Выбрать главу

Может быть, написано это талантливо, красивым языком. Не спорю. Но сопереживать этим героям, огретым пыльным мешком из-за угла, невозможно – по крайней мере, западному читателю, воспитанному на другой, гораздо более активной литературе: «Когда я вижу сломанные крылья, нет жалости во мне, и неспроста: я не люблю насилья и бессилья…» И меньше всего эти произведения годятся для выполнения основной цели переводной литературы — знакомства иностранцев с Кореей.

Ведь реальные корейцы — это не нация беспросветных пессимистов со сломанными крыльями. Жизнь к этому народу часто бывала немилостива, им знакомы и война, и голод, и суровая бедность. Но удары судьбы корейцы привыкли сносить со стоическим, мудрым терпением и улыбкой, не жалуясь. В массе своей они работают как лошади, но не ноют, потому что помнят, для чего живут на этом свете: для детей, для родителей, чтобы цепь рода, семьи не прерывалась. Нормальные корейцы любят пошутить и повеселиться, большие любители поесть, не дураки выпить и поволочиться за женщинами. Они совсем не те затюканные неврастеники, которые встают перед нами со страниц высокой корейской прозы.

То, что здоровые, сильные, энергичные люди никогда не бывают героями этой прозы, не случайно. Эта традиция опирается на так называемый принцип «хан» (неизбывная печаль, страдание), который с 60-х годов XX века стал считаться основополагающим для корейской культуры. Корейская творческая интеллигенция сегодня воспитывается в убеждении, что лишь печаль и страдание достойны художественного изображения. Ибо это чувства изысканные, на которые способны лишь высокоорганизованные, утонченные личности, а здоровыми и веселыми могут быть лишь грубые неотесанные мужланы. Поэтому в произведениях «высокой» корейской прозы ныне господствует уксусно-чахоточная тональность.

В последние годы к «хану» прибавилась еще и запоздалая мода на экзистенциализм и современную французскую философию (Фуко, Сартр и Ко). Экзистенциалистские мудрствования, конечно, не прибавили высокой корейской литературе жизнерадостности и простоты.

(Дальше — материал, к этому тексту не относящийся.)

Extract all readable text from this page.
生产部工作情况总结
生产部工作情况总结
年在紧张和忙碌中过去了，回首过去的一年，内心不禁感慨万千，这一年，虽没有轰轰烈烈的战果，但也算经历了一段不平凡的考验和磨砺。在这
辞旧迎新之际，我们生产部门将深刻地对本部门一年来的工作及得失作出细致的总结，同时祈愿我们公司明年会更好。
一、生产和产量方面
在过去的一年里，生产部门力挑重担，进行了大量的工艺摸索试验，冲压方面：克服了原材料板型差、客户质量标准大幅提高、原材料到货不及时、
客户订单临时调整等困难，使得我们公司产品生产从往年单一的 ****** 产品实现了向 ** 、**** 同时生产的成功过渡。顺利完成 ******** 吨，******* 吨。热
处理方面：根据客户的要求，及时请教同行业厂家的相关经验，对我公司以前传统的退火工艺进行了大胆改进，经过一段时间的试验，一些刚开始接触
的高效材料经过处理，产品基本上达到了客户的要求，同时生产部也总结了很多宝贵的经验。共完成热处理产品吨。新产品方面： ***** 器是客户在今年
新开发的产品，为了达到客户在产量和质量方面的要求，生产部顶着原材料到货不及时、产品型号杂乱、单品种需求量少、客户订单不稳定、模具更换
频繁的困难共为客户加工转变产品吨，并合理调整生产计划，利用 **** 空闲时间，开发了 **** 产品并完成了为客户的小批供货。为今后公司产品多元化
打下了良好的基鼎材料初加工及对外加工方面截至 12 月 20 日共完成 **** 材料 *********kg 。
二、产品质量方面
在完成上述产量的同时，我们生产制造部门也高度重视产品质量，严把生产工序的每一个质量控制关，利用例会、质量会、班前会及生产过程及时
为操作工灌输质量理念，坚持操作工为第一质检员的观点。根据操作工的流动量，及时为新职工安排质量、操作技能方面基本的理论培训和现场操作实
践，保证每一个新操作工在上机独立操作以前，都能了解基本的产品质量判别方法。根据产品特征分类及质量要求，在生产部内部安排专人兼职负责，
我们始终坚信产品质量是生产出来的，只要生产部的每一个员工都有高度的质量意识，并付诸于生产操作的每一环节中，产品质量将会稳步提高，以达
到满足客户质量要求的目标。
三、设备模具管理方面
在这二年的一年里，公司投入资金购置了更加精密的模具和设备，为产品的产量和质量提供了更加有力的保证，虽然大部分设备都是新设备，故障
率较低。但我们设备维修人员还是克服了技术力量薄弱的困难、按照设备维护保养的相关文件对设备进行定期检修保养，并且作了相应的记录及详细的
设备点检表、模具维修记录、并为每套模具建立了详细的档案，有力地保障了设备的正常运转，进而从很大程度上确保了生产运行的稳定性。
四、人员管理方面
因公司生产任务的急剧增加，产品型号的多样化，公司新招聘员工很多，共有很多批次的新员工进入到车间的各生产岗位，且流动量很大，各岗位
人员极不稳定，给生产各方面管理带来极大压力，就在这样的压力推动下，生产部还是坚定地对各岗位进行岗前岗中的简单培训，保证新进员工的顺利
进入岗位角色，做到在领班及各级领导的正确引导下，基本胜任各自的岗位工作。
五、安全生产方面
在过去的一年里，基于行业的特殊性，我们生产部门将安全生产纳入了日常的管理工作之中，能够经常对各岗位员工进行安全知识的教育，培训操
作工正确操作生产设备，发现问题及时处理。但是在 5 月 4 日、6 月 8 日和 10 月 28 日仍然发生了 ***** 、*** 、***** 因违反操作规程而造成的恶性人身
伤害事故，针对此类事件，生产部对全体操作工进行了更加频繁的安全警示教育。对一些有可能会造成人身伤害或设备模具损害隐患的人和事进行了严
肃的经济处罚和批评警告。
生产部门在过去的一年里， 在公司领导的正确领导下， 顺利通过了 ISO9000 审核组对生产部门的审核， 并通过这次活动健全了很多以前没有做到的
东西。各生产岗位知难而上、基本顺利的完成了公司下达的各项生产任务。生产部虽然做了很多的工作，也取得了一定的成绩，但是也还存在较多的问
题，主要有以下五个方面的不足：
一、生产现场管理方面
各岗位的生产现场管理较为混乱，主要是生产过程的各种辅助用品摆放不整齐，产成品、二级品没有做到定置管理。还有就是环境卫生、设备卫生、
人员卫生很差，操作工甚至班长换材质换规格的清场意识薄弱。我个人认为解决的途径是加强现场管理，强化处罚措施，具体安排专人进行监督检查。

Если раньше о герое написали бы просто: «Он горько плакал», — то теперь писателя начинает нести: «Он плакал, горько ощущая бессмысленность существования. Словно кит, стремящийся выброситься на берег, словно ребенок, жестоко кусающий грудь матери. Слезы текли, как безотчетный импульс, повелевающий ему исчезнуть, раствориться в мрачном жерле

Вселенной…» Корейские критики всячески приветствуют эти занудные словоизвержения. Без словечек «экзистенциализм», «постструктурализм» и т. д. сейчас редко встретишь литературоведческую работу, даже если она посвящена творчеству поэтов начала XX века, творивших задолго до того, как эта европейская напасть проникла в Корею.

Что же переводить?

К счастью, «хан» и экзистенциалистские заморочки не исчерпывают корейской культуры. В ней есть что читать, есть что переводить. Но чтобы корейская литература действительно получила известность за рубежом, надо, на мой взгляд, прежде всего отказаться от навязчивой идеи перевода лишь произведений возможных кандидатов на Нобелевскую премию. На нынешнем этапе важней другое — просто приучить российского читателя к мысли, что литература в Корее есть, и интересная. Для этого, мне кажется, надо попытаться перевести те произведения, которые охотно читают сами корейцы. Это наверняка будут легкие жанры, вроде детективов или триллеров. Серьезные литераторы относятся к ним свысока (помню, с каким осуждением посмотрел на меня корейский поэт Со Чжон Чжу, когда увидел, что я, аспирантка филологического факультета, читаю детектив Ким

Сон Чжона «Тайная возлюбленная»). На мой же взгляд, эти книги в Корее часто вполне достойны внимания. Я не являюсь поклонницей детективов ни российских, ни западных, но корейские мне неожиданно понравились. Легкая грусть, восточная неторопливость, лирические описания придают банальным догонялкамстрелялкам в Корее особый колорит и смысл.